Kronik periodontitis: Dişeti iltihabının daha derin dokulara sıçramış ve takviye kemikte rezorbsiyonlara bağlı olarak cep derinliklerinin 2-3mm nin üzerinde olduğu hastalıktır. Başlangıç periodontal tedavi sonrası cep derinlikleri ve atasman seviyeleri üç hafta içersinde izlenir. Güzelleşme oranına, cep derinliklerine nazaran sungingival küretaj ile flap operasyonu ortasında karar verilir. Kimi ekoller her halükarda evvel subgingival küretaj, bir kaç haftalık ortadan sonra flap operasyonunu önerirler. Subgingival küretaj anestezi altında scaler ismi verilen orak şekli el aletleri ile derin dokularda granulasyon dokularının eliminasyonu ve kök yüzeyi düzleştirmesini içerir. Falp operasyonu hastalıklı dokuların cerrahi olarak eksize edilmesi, cep derinliklerinin azaltılması ve kök yüzeyi düzlestirmesi süreçlerini içerir. Son periyotta bu evrede lazer uygulamaları ile yüzey detoksifikasyonu yapılarak tedavi basarısı pekiştirilmektedir.
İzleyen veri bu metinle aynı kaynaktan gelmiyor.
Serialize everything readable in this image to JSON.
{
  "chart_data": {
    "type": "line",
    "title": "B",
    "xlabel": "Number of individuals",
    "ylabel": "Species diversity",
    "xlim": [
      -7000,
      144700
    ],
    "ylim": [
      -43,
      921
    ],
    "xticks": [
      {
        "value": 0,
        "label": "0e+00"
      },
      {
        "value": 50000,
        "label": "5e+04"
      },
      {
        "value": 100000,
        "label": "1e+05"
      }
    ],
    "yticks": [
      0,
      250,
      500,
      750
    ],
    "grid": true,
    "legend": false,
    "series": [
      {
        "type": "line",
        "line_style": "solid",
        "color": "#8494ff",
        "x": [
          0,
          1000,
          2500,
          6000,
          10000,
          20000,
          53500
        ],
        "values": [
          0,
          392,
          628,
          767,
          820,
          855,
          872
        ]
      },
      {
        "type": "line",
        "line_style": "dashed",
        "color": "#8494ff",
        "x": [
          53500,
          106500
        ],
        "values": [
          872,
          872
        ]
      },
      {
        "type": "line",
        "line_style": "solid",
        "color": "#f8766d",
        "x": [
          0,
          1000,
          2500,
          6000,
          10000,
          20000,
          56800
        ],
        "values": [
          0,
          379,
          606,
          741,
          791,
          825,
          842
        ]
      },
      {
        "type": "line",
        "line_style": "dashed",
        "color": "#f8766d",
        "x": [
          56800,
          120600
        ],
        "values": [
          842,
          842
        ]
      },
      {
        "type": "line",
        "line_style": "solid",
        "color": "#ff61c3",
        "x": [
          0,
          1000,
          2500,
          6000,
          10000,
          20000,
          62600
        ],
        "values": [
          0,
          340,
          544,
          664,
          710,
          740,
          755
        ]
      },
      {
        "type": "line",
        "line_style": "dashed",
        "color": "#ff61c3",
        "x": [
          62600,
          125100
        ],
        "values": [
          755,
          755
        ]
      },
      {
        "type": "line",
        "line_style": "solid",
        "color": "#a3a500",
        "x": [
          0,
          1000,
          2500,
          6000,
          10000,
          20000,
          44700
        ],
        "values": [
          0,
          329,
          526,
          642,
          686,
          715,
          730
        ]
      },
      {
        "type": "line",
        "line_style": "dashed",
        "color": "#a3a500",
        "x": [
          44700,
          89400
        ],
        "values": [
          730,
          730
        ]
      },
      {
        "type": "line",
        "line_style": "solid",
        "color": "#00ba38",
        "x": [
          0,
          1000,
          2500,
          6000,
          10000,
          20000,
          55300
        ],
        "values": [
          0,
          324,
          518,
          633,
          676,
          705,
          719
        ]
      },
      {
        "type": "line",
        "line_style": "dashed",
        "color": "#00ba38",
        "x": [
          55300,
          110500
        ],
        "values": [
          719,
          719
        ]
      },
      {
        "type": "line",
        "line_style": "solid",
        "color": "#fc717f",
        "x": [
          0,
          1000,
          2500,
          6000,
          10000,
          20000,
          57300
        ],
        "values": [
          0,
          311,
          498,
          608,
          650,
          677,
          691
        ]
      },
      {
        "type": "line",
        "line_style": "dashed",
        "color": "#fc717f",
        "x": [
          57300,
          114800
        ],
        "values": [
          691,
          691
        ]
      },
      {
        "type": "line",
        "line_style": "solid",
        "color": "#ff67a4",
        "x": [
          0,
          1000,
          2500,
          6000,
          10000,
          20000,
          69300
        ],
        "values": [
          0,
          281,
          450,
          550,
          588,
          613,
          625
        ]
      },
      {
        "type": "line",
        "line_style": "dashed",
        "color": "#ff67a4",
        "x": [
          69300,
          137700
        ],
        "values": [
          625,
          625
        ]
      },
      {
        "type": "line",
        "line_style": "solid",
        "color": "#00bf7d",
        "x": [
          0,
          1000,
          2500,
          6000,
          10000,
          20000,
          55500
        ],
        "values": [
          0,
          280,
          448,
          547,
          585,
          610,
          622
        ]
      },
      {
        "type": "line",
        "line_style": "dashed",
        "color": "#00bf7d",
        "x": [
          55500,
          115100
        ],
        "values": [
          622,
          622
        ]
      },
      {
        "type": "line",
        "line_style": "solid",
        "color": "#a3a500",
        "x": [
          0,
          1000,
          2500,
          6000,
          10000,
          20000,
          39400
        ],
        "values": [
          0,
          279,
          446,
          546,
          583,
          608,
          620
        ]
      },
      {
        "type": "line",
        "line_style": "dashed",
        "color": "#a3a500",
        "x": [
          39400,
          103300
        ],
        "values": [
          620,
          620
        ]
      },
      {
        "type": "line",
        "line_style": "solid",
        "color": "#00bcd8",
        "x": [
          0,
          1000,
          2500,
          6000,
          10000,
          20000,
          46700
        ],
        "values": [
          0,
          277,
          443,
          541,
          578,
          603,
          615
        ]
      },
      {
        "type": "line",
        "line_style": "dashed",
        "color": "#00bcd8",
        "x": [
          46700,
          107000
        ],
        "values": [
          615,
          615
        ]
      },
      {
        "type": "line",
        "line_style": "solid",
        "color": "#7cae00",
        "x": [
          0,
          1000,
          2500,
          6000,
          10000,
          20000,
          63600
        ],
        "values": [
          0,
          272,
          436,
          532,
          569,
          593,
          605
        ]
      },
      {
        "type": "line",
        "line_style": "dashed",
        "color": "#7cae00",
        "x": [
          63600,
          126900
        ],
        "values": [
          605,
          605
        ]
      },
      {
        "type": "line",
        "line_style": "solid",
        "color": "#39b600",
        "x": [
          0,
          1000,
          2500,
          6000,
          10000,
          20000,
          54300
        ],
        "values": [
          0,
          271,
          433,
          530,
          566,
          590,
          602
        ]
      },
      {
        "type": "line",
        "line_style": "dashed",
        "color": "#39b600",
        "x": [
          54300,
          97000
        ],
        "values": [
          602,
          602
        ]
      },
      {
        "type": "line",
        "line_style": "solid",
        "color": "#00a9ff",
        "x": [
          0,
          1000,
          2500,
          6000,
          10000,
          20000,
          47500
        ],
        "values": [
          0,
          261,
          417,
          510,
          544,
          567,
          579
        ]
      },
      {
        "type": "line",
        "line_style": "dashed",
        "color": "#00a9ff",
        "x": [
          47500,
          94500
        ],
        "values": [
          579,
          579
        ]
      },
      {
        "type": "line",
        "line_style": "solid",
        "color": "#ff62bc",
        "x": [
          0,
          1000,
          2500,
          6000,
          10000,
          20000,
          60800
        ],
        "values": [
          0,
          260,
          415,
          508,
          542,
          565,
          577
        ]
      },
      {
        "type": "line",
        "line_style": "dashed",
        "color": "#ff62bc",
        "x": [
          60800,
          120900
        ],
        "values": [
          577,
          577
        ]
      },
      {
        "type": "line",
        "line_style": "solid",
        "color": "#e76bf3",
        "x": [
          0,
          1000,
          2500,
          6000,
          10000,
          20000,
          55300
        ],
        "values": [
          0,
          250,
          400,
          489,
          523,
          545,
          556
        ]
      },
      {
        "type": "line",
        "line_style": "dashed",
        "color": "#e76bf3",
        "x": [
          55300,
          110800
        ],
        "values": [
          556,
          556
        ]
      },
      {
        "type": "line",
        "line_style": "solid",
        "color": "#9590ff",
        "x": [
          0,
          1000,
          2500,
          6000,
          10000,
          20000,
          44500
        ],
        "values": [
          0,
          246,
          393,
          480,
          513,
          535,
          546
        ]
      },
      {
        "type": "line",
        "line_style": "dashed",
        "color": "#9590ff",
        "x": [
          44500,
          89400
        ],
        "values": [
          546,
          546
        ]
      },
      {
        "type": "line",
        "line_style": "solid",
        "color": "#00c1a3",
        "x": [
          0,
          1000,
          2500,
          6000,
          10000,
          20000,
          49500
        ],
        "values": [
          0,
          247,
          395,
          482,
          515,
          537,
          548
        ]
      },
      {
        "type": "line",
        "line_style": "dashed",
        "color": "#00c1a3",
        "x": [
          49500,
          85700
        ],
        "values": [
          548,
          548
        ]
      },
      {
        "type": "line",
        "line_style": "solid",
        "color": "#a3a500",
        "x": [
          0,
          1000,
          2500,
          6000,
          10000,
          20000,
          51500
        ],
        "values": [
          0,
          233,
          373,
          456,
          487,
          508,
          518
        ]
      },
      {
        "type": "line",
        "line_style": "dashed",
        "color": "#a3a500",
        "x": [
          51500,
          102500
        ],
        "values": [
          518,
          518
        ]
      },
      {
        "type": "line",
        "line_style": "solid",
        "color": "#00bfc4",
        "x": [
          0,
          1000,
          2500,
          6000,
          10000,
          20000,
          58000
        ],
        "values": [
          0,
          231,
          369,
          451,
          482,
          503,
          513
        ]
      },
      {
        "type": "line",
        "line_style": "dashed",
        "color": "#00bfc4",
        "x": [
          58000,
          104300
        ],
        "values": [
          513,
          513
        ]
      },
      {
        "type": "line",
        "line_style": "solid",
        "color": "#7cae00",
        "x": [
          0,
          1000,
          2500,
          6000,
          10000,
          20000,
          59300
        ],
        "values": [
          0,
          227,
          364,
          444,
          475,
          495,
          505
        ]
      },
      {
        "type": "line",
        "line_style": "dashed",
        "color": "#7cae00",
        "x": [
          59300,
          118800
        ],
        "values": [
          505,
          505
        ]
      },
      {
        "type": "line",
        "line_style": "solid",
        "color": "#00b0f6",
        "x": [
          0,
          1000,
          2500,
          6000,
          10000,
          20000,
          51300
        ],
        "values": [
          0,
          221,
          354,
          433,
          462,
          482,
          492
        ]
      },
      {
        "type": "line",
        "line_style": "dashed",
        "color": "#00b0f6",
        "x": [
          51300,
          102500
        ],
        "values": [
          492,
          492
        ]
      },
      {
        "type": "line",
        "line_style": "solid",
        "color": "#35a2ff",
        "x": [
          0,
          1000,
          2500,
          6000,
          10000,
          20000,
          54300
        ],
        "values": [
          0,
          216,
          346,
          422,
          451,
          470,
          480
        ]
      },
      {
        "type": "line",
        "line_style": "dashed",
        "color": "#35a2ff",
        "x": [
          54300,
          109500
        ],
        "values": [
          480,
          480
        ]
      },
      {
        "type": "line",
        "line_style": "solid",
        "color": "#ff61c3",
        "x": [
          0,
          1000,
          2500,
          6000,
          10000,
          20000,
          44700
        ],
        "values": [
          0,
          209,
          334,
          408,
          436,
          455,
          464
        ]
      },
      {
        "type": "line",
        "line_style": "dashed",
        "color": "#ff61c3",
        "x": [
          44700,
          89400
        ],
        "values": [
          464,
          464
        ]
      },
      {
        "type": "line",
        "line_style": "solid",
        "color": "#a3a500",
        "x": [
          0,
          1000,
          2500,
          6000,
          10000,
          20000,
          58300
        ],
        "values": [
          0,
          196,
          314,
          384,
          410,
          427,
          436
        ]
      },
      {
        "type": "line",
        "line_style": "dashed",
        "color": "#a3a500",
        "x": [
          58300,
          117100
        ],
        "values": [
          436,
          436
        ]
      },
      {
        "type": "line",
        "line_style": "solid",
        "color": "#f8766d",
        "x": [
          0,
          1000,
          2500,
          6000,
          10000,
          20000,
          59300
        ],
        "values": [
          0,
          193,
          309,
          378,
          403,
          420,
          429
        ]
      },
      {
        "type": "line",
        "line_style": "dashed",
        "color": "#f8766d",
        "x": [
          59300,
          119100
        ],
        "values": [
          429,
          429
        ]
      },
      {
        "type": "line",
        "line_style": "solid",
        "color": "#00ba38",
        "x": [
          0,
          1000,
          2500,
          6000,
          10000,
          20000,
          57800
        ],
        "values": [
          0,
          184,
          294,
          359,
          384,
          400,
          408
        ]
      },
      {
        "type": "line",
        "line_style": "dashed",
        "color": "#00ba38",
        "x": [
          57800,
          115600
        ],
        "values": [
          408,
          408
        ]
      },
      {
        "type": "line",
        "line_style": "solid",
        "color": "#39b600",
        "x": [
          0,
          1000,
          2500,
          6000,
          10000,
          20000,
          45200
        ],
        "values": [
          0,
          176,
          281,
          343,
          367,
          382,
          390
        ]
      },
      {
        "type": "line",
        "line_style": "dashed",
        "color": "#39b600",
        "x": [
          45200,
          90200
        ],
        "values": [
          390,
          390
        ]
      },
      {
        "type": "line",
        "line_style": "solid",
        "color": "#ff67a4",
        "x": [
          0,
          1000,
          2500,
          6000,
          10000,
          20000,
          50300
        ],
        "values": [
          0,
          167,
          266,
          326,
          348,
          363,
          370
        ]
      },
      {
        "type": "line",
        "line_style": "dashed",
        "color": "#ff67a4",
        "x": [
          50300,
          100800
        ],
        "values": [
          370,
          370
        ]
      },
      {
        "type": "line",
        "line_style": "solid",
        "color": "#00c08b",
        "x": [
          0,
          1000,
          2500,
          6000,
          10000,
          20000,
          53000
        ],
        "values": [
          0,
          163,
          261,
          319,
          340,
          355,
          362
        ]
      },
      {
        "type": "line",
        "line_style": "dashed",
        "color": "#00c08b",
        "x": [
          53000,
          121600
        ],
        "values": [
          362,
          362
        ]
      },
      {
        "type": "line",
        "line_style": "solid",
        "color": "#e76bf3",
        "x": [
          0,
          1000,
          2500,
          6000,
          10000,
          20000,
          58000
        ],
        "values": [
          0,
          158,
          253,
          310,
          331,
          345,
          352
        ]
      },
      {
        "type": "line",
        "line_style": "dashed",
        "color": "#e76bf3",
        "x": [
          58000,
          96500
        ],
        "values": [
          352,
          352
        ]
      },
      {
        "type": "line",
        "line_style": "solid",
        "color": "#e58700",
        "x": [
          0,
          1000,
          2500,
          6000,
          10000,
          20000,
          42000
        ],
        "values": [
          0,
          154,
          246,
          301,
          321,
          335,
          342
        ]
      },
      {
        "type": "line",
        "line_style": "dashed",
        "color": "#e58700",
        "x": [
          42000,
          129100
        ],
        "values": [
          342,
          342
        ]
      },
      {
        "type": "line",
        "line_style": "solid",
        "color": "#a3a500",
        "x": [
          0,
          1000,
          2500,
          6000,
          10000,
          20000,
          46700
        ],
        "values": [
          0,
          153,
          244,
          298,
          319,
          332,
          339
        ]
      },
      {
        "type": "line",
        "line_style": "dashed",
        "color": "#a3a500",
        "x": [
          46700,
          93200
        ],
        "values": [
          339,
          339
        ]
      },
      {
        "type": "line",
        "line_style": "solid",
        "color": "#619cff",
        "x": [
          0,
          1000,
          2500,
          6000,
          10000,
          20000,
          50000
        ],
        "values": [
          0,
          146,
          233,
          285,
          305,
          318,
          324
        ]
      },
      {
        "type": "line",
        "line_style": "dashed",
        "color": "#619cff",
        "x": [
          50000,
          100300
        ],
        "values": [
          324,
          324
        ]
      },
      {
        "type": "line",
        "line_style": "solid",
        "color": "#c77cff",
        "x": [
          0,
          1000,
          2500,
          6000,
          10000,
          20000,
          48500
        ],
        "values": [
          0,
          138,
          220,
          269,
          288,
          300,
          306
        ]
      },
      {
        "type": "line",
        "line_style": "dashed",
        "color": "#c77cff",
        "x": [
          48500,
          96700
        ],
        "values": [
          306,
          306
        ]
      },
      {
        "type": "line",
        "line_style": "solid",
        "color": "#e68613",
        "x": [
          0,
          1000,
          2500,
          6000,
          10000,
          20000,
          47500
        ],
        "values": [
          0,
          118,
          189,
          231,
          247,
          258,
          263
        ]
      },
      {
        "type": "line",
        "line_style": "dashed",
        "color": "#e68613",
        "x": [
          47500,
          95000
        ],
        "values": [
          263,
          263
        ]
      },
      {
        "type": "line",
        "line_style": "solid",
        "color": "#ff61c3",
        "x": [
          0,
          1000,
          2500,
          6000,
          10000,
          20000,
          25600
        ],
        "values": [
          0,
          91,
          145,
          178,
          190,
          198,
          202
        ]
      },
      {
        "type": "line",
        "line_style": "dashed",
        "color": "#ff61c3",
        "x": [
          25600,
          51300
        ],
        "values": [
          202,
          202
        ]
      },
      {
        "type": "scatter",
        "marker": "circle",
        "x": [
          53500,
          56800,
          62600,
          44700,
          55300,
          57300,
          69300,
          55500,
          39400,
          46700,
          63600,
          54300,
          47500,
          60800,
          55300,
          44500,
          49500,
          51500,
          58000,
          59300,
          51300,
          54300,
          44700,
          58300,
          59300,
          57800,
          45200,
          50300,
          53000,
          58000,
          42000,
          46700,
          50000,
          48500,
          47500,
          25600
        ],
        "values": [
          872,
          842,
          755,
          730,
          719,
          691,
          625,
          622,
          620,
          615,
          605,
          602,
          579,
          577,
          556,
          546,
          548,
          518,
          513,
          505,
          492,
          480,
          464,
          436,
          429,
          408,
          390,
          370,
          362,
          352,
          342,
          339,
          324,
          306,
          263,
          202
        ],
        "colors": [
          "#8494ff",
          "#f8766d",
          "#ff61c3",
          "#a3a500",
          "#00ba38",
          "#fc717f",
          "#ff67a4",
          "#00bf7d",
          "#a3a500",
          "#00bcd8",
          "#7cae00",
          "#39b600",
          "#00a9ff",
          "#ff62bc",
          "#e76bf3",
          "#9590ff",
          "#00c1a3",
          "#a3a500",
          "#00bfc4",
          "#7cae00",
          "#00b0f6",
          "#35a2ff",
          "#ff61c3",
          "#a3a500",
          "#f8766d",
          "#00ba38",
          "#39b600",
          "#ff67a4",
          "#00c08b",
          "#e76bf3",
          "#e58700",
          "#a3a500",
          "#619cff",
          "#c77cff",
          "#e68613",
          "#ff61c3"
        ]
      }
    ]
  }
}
Agresif periodontitis: erişkin periodontitisten daha az görülür. İmmün sistem yetersizliğine bağlı olarak periodontal patojenlerin ataklar halinde yaptıkları ve kısa süreçlerde gerçeklesen doku yıkımları ile karakterizedir. Erişkin periodontitisine benzeri tedavi uygulanır. Teşhis edildikten sonra rutin denetim kuraldır.
Lokalize agresif periodontitis (lagp): Daha çok genç bireylerde ortaya çıkan, 6 yaş dişlerinin mesialinde ve insizivlerde kemik içi ceplerin oluşumu ile karakterizedir. Kronik periodontitisin tedavisine benzeri halde fakat yalnızca kemik içi ceplerin etkilediği bölgelerde flap operasyonu yapılır.
Generalize agresif periodontitis (gagp): Santral ve birinci molarlar harici başka dişlerde süratli ilerleyen periodontal yıkım ile larakterizedir. Tedavisi kronik periodontitise benzelik gösterir.
Sistemik hastalıkların manifestasyonu olan periodontitis: Nötropeni, down sendromu, papillon-lefevre sendromu,histiositosis sendromları üzere bir çok sistemik bozukluk durumunda bunlara bağlı olarak oluşan ve kronik periodontitis tablosuna benzeri periodontal komplikasyonlar bu kümede toplanmaktadır.
Periodontal apseler: Dişeti dokusu içinde periodontium teması irinleşme biçiminde tezahür eden lezyonlardır. Gingival apse, periodontal apse ve perikoronal apse olarak alt kümelere ayrılır.
Endodontik lezyonlar ile irtibatlı periodontitis: Endodontik lezyon ile endüklenen periodontal lezyonlar bu kümede kıymetlendirilir.
Gelişimsel yahut kazanılmış deformiteler ve durumlar: Farklı etyolojiye sahip muko-gingival deformitelerin (bozuklukların) sebep olduğu periodontal lezyonlar bu baslık altında incelenerek tedavi tahlilleri incelenir.
Refraktör gingivitis ve periodontitisler: Tedaviye karşın patojenlerin yaptığı tahribatın devam ettiği klinik tabloya sahip tüm periodontal hastalıkların başına tedaviye karşılık vermeyen manasında “refraktör” ön takısı eklenerek isimlendirilir. Bu tip hastalıklarda bilhassa immün sistem yetersizlikleri incelenmelidir.
Tüm periododontitis tiplerinde destekleyici olarak antibiotik, non-steroidal anti-inflamatuar (nsaı) ve antiseptik gargara terapileri yaptırılır. Periodontitis formlarında hastaların çok sabırlı olması ve yeterli bir sonuç için tabiple çok düzgün işbirliğine gitmeleri gerekir. Ayrıyeten bu tip komplikasyonları oluşturan etkenler ömür uzunluğu tekrar edebileceğinden periodontal hastalığa yakalananlar tedaviyi hiçbir vakit aksatmamalı, bunun bakterilere karşı hayat uzunluğu süren bir gayret olduğunu idrak etmeleri gereklidir.